By IANS,
Guwahati : The situation in violence-hit areas of Assam remained calm Tuesday with no overnight incidents reported, the first time in four days of ethnic clashes that left 49 people dead and more than 100,000 displaced, officials said.
“The situation is fast returning to normal with security forces able to quell the clashes although curfew and a shoot-at-sight orders are still clamped,” Assam government spokesman and Health Minister Himanta Biswa Sarma told IANS.
An estimated 8,000 police, army and paramilitary troops were deployed in the four northern Assam districts of Udalguri, Darrang, Baska, and Chirang after violence broke out Friday between tribal Bodos and Muslim migrant settlers.
“The task before the government now is to bridge the divide between the two communities and build a sense of confidence before some 100,000 sheltered in makeshift relief camps could return to their homes,” Sarma said.
The clashes, between members of the Bodo tribal group and Muslim settlers originally from Bangladesh, have witnessed raids on about 40 villages by groups armed with bows and poison-tipped arrows, spears and machetes.
The minister said the rebel National Democratic Front of Bodoland (NDFB), fighting for an independent tribal homeland, took advantage of the situation and resorted to large scale arson and killings.
“It was a minor clash between a group of Muslims and Bodos on Friday, but the NDFB took advantage of the frayed tempers and resorted to some sort of an ethnic cleansing to drive out all the non-Bodos from the area,” Sarma said.
The NDFB, which is a largely Christian outfit, entered into a ceasefire with the Indian government in 2005, but has never renounced its independence struggle. Community leaders have appealed for calm in the area.
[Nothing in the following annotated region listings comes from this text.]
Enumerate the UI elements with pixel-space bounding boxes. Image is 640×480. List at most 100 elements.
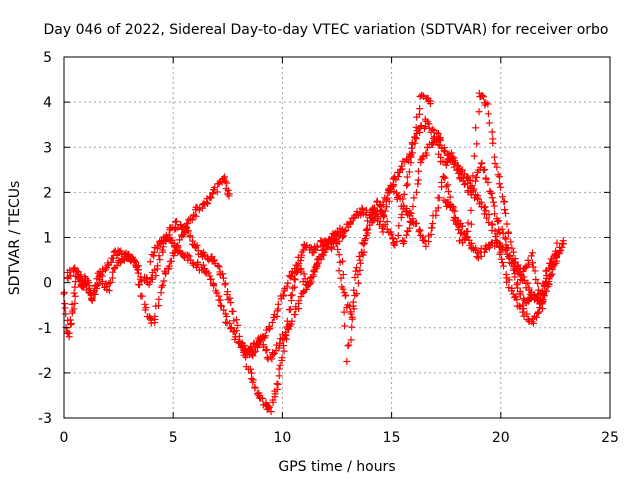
data-point xyxy=(88,297,96,305)
data-point xyxy=(106,278,114,286)
data-point xyxy=(192,212,200,220)
data-point xyxy=(138,292,146,300)
data-point xyxy=(516,268,524,276)
series-track-b xyxy=(63,173,233,327)
y-tick-label: 2 xyxy=(43,185,52,201)
data-point xyxy=(398,165,406,173)
data-point xyxy=(438,178,446,186)
data-point xyxy=(440,144,448,152)
data-point xyxy=(193,241,201,249)
data-point xyxy=(422,149,430,157)
data-point xyxy=(466,188,474,196)
data-point xyxy=(199,261,207,269)
data-point xyxy=(288,317,296,325)
data-point xyxy=(227,299,235,307)
data-point xyxy=(338,257,346,265)
data-point xyxy=(283,283,291,291)
data-point xyxy=(519,301,527,309)
data-point xyxy=(345,341,353,349)
data-point xyxy=(66,266,74,274)
data-point xyxy=(557,246,565,254)
data-point xyxy=(353,264,361,272)
data-point xyxy=(107,258,115,266)
data-point xyxy=(448,156,456,164)
data-point xyxy=(427,230,435,238)
y-tick-label: 0 xyxy=(43,276,52,292)
data-point xyxy=(340,289,348,297)
data-point xyxy=(284,279,292,287)
data-point xyxy=(70,305,78,313)
data-point xyxy=(220,306,228,314)
data-point xyxy=(155,302,163,310)
data-point xyxy=(92,281,100,289)
data-point xyxy=(419,92,427,100)
data-point xyxy=(186,232,194,240)
data-point xyxy=(499,193,507,201)
data-point xyxy=(479,93,487,101)
data-point xyxy=(449,204,457,212)
data-point xyxy=(213,188,221,196)
data-point xyxy=(228,308,236,316)
data-point xyxy=(383,203,391,211)
data-point xyxy=(340,308,348,316)
data-point xyxy=(428,125,436,133)
data-point xyxy=(276,361,284,369)
data-point xyxy=(414,180,422,188)
data-point xyxy=(287,292,295,300)
data-point xyxy=(529,319,537,327)
data-point xyxy=(395,222,403,230)
data-point xyxy=(265,322,273,330)
data-point xyxy=(487,189,495,197)
data-point xyxy=(297,251,305,259)
data-point xyxy=(207,275,215,283)
data-point xyxy=(500,198,508,206)
x-tick-label: 15 xyxy=(383,430,401,446)
data-point xyxy=(389,182,397,190)
data-point xyxy=(531,267,539,275)
data-point xyxy=(379,211,387,219)
data-point xyxy=(348,323,356,331)
data-point xyxy=(275,372,283,380)
data-point xyxy=(443,202,451,210)
data-point xyxy=(133,263,141,271)
data-point xyxy=(67,272,75,280)
data-point xyxy=(493,163,501,171)
data-point xyxy=(211,183,219,191)
data-point xyxy=(444,181,452,189)
data-point xyxy=(176,236,184,244)
data-point xyxy=(93,285,101,293)
data-point xyxy=(507,238,515,246)
data-point xyxy=(313,243,321,251)
data-point xyxy=(300,270,308,278)
data-point xyxy=(160,277,168,285)
data-point xyxy=(440,173,448,181)
data-point xyxy=(113,262,121,270)
data-point xyxy=(539,290,547,298)
data-point xyxy=(354,279,362,287)
data-point xyxy=(380,212,388,220)
data-point xyxy=(162,269,170,277)
data-point xyxy=(146,258,154,266)
data-point xyxy=(498,255,506,263)
data-point xyxy=(224,186,232,194)
data-point xyxy=(503,220,511,228)
data-point xyxy=(464,233,472,241)
data-point xyxy=(542,278,550,286)
data-point xyxy=(268,355,276,363)
data-point xyxy=(478,159,486,167)
data-point xyxy=(314,260,322,268)
data-point xyxy=(206,272,214,280)
data-point xyxy=(533,313,541,321)
data-point xyxy=(493,217,501,225)
data-point xyxy=(247,375,255,383)
data-point xyxy=(464,219,472,227)
data-point xyxy=(467,206,475,214)
data-point xyxy=(475,108,483,116)
data-point xyxy=(407,209,415,217)
data-point xyxy=(436,135,444,143)
data-point xyxy=(473,140,481,148)
data-point xyxy=(214,262,222,270)
data-point xyxy=(109,254,117,262)
data-point xyxy=(159,281,167,289)
data-point xyxy=(209,189,217,197)
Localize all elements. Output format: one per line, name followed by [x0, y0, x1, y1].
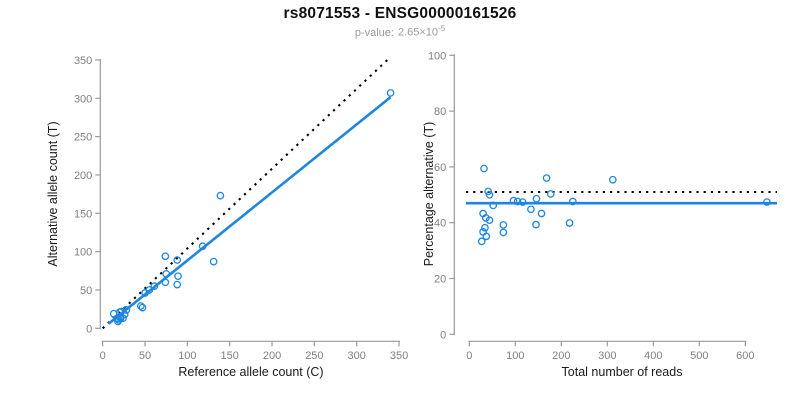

“Various ethnic groups and people practising different faiths were cohabiting in the area for decades and we should not allow this age old amity to be disturbed. The need of the hour is to show restraint,” Idris Ali, a noted writer belonging to the Muslim community, said.
Similar appeals were made from the Bodo community. “It is time for all of us to remove suspicion and hatred,” K. Basumatary, a Bodo community leader, said.